The Michigan Womyn's Music Festival. Topless like half her audience, her torso painted in crescent moons and morning glories, she's telling the story of how Coyote's penis wandered off without him and got stuck in the bramble bushes. They know her as Yarrow, and many of them are falling in love with her already. Several will share her tent, and not realize until after she's gone that they never had sex with her–she just kept them up all night asking them to tell her their stories.

The Renaissance Pleasure Faire in Agoura--the biggie, the Faire that started it all. During its run, eighty percent of Los Angeles County's drug traffic moves through Agoura. Under the bright banners that flutter from the trees, a busker called Annie Silver--barely legal age, by the look of her--ducks into the back of the chocolate booth to join her friends for an "attitude adjustment break," as the booth's manager cuts lines of cocaine for everyone. A minute later she's back on the main road, singing "Maids When You're Young Never Wed an Old Man" as passers-by drop money into the basket at her feet. After dark, when all the "turkeys" are gone, the Faire Folk and the Fair Folk break out the rum and the hashish and there are tales told around the fires and twosomes and threesomes rutting in the bushes. It is the closest thing to paradise that "Annie" has ever found. For months after the Faire season ends, she keeps her costume, unwashed, in the bottom of her backpack and takes whiffs of its heady scent--woodsmoke, dust, beer, sweat, massage oil, hashish--to keep her spirits up between adventures.

A Fleetwood Mac concert in Denver. While Stevie Nicks sings, dozens of girls in flowing dresses get up and dance in the aisles. The dark-haired one in ragged lace moves like nobody else; not actually dancing, but telling a story with her long limbs. A raven seems to fly down and settle on her upflung wrist--how did it get into the auditorium? It must have been a trick of the light. Nobody sees it when the lights come up after the show. Nine people open their wallets the next day to find their cash missing, dried flowers left in its place.

The first springtime of the seventies in Seattle. A too-pretty young man recognizes something in the scruffy underaged girl panhandling at the foot of Queen Anne Hill in the cold rain. He brings her back to his Freehold. When asked to tell a story, she shamefacedly admits she doesn't have one. Taunted by the sidhe childlings--who ever heard of an eshu without a story?--she flees the common room, followed by the Seelie sidhe lordling who found her and is desperate to get into her panties. He shortly finds that she isn't wearing any. The next day she overhears him boasting to a friend that he won their bet over who could get a hippie girl into bed the quickest. By nightfall she's gone, and so is his chimerical sword. A week later a little eshu calling herself Magpie has a fine story to tell the Unseelie freehold in Vancouver--and the sword to prove it.
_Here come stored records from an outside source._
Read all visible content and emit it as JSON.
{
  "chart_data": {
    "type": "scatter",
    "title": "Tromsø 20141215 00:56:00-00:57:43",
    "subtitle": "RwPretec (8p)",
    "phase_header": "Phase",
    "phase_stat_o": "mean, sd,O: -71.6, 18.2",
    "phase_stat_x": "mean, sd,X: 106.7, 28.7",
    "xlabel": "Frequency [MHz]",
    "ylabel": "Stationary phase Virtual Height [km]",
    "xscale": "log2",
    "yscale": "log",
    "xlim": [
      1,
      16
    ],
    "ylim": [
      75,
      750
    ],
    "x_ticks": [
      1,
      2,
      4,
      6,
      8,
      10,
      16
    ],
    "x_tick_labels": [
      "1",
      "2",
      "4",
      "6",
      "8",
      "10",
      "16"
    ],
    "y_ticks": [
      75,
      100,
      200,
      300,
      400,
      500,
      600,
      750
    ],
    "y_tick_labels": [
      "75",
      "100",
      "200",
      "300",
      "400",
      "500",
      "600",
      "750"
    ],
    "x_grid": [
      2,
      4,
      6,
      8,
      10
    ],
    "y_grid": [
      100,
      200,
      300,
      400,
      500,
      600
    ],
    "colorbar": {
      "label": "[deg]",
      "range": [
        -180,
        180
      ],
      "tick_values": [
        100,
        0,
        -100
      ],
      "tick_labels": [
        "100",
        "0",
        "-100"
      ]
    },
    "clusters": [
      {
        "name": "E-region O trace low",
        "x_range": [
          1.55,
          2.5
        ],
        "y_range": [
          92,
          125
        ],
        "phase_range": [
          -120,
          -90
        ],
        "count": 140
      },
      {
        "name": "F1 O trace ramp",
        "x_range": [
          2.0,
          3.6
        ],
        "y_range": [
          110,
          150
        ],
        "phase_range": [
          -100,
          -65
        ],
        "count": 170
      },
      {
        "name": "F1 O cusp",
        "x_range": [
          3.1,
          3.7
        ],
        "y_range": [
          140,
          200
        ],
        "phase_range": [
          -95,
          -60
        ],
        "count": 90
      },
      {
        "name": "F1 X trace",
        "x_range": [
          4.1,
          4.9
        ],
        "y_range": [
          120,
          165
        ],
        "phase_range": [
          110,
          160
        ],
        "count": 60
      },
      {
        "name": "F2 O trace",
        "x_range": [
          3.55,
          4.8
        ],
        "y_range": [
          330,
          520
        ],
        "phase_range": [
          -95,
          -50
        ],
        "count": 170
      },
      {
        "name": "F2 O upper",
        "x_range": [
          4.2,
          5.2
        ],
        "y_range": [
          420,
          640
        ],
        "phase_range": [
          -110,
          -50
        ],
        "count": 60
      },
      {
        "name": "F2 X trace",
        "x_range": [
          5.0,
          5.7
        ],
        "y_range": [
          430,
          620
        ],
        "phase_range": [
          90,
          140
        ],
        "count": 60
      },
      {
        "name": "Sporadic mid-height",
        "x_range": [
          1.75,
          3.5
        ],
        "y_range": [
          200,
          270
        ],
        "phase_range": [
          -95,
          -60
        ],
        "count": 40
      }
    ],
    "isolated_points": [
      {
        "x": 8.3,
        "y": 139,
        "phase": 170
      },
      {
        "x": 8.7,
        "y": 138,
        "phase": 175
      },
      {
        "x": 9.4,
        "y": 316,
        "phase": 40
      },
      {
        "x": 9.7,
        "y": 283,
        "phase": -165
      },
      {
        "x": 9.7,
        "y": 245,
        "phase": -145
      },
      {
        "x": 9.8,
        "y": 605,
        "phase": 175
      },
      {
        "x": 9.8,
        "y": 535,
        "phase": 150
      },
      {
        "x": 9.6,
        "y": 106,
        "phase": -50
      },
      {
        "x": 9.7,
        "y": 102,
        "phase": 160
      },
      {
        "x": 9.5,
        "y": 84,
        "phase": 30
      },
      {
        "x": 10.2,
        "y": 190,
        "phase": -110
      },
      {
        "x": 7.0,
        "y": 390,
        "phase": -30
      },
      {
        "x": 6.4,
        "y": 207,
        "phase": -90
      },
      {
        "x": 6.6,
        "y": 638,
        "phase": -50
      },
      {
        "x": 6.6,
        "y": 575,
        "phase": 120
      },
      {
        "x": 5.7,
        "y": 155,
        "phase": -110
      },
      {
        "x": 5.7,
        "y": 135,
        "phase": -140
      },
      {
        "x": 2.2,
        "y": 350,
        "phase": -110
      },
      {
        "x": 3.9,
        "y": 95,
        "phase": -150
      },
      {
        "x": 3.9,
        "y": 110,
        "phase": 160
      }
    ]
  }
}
The Summer of Love, San Francisco. A young runaway is dancing in Candlestick Park. She has no name, no identification. She does have a cloud of unruly dark hair, a long dress the color of smoke, and an anklet of green glass beads on a silver wire. Her little feet move over the grass without crushing it, and her eyes are fixed on something far away that others cannot see. Anyone looking at her can tell that she ran away from a comfortable suburban life somewhere only a few days ago and never looked back. A few who look at her know why.